You can't fix the insecurity of the internet with application software
What is really needed is an internet programmed for security. The whole of the current internet architecture depends on the honesty and goodwill of all of its users.
This was somewhat valid back in the first days of ARPANET, when it connected a few dozen universities and defense contractors, but now it is an insurmountably FALSE assumption.
A secure internet for commerce and academia needs to enable the swift tracking of criminal traffic. This could be done. But replacing the current internet and its protocols won't be cheap or simple.
This said, if it was possible to make anything vandal proof, the makers of vehicles and buildings would have found it in the past 1,000,000 years.
There is just no way, using software and hardware, to prevent people installing well written trojans.

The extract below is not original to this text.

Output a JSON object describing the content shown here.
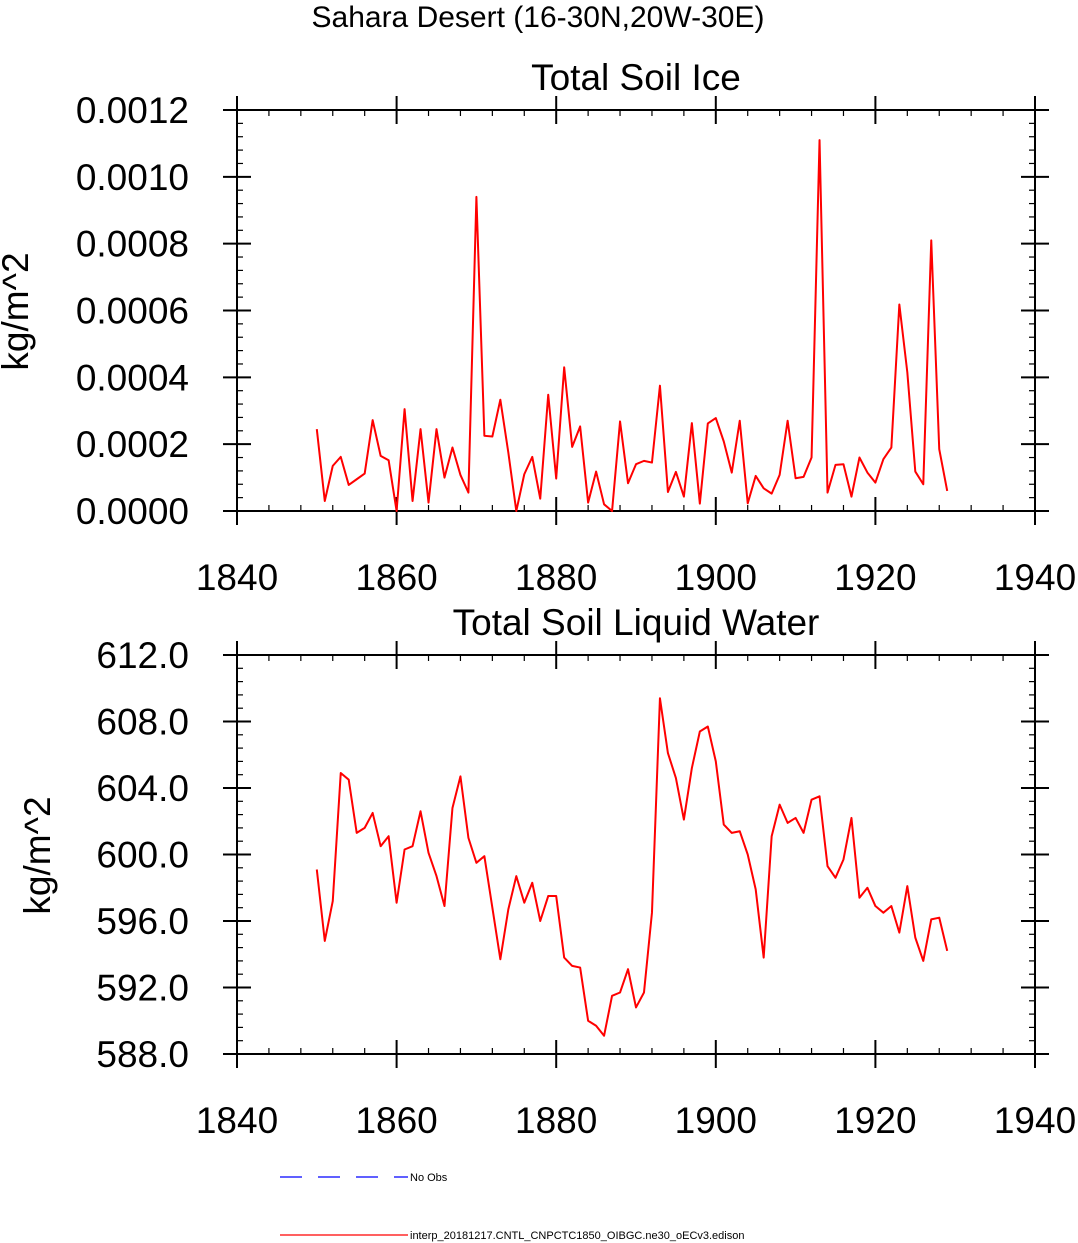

Plus, on large software or firmware projects, there is just no way to ensure that nobody on your staff ever has a bad day where they miss a mistake.
As with bank vaults and military tanks, thick walls are not enough. You need active force to prevent penetration of defenses. And for inhibiting malware creation and use, this means laws and law enforcement that work swiftly and accurately to put the real criminals behind bars for adequate periods of time to create a deterrent effect.

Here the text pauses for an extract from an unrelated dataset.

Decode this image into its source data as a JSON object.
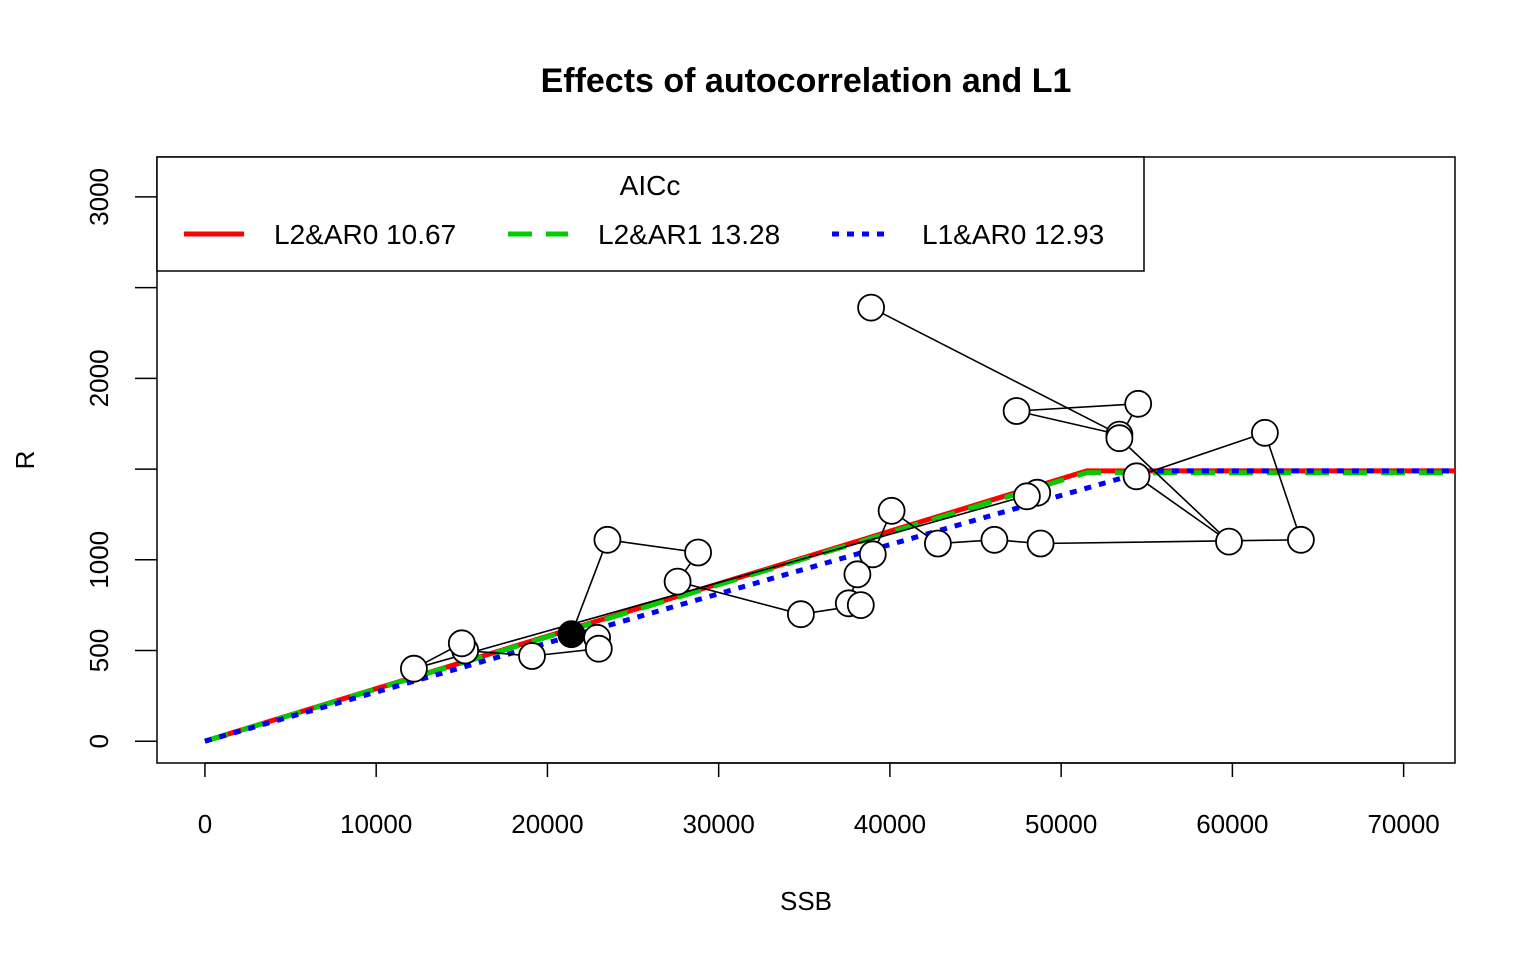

As it is, many criminals refuse to admit that breaking into other people's computers without permission is an immoral act that ought to have criminal responsibilities. People with low morals either see any legal act as a moral act, or they see any unpunished act as a moral act.
The alternative, white listing of software and firmware, would involve the OS maker (or someone else) issuing licenses for approved safe software. Issuing the licenses won't be free.
In the end, maybe in 10 years, we'll collectively see there is no alternative to overhauling the architecure of the internet to create security, and to using white-listing.
Until we collectively reach that decision, we are stuck with virus scanners, and improving law enforcement.